The richness of the snippets and mark up, you can see the visuals in here, the visuals on the side, the visuals with the personal elements, with the images, with the icons of people that you know and follow, and entities and brands that you know and follow on the service. It's going to be absolutely huge. Imagine having the ability to have endorsements of your brand from people that your customers already know. I think that's going to be a big one.

Number Five, I see Google using this long term, perhaps even in the short term if they can get enough adoption, for web spam and search quality signals. Essentially saying, "Hey, this brand, this entity, this website, these URLs, they have no activity whatsoever in our social graph. They haven't been shared through any service that we can connect to, nor have they been shared on Google+ or +1'd. I'm not so sure that this website is of high quality. It just seems to have a bunch of links pointing to it. Perhaps we should be discounting some of that link graph unless there are social supporting elements." I think over time that's one of the ways that they intend to fight manipulative link spam. So definitely, people need to be thinking about that from a marketing perspective.

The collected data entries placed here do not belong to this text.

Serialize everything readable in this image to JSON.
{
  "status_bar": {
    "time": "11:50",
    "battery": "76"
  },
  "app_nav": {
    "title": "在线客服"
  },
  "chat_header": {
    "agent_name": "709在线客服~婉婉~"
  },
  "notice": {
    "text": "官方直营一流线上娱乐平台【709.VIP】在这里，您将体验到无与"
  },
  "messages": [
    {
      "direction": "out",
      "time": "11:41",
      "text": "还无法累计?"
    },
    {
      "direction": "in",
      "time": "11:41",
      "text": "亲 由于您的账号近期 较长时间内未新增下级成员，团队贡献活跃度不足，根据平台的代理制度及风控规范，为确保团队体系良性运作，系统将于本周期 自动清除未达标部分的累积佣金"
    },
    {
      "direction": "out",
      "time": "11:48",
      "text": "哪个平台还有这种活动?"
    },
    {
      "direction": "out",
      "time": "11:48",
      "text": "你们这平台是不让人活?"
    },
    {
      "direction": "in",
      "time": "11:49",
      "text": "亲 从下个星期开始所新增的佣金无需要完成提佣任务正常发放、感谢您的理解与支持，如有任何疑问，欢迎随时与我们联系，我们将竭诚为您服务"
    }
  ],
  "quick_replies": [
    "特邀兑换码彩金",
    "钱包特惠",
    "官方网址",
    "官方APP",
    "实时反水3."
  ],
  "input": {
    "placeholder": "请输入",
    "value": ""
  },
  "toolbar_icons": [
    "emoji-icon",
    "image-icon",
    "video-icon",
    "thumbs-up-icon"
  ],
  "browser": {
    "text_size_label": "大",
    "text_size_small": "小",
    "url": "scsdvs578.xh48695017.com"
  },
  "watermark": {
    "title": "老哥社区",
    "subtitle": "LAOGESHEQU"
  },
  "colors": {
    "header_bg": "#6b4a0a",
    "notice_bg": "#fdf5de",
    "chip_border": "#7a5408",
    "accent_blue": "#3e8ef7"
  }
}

Number Six, the biasing to social and Google+ in Search. For a long time, search results had, yeah you could do a search like this, you would see some social results. They'd generally be the one or two bottom results if there was something relevant. But nowadays, you're seeing that Google is essentially saying, "You know what? We are willing to forego a little bit of quality and relevance in favor of showing Google+ and social stuff in our results more heavily." I think that's them saying, "We're going all in, baby."

Now this being said, I won't get into it, but I think there are certainly some risks for Google, that quality and relevancy stuff, there are a lot of examples out there on the Web, on blog posts, all over the place, on Mashable, on TechCrunch, on Paris Lemon's blog. Danny Sullivan wrote about it on Search Engine Land, that Google's not doing the best job with relevancy because they're biasing to this Google+ stuff. That being said, if they keep doing this, if they stick with it, I think marketers, and brands, and companies, and pages will embrace this and make sure that these results are good. Over time, Google can pull back and show the more and more relevant stuff as more stuff gets shared on Google+.

So I think the only institutional risk that I see with this program that Google's rolled out is the governments of the world essentially saying, "Hey, you're doing monopolistic behavior using your vast market share advantage in Search to force people to use your social network." I don't want to comment on that. I'm not a lawyer. I'm not a political expert, or anything like that, but what I can say is, as a marketer, Google's very, very clearly forcing our hand and making sure that we use Google+. If I were you I would be setting up a Google+ content strategy. I would be making sure that whatever social sharing I'm currently doing also applies to Google+. If you are tweeting it, you're Facebook sharing it, you're posting it to LinkedIn, you're putting it in your Pinterest board, for God's sake man, put it on Google+! You're losing out if you're not because the biasing is so heavy right now.

All right, everyone, I hope you've enjoyed this edition of Whiteboard+. I look forward to the comments, participating in those. We will certainly have more content coming soon around specific tactics and strategies for Google+. I hope you will join us again. Take care.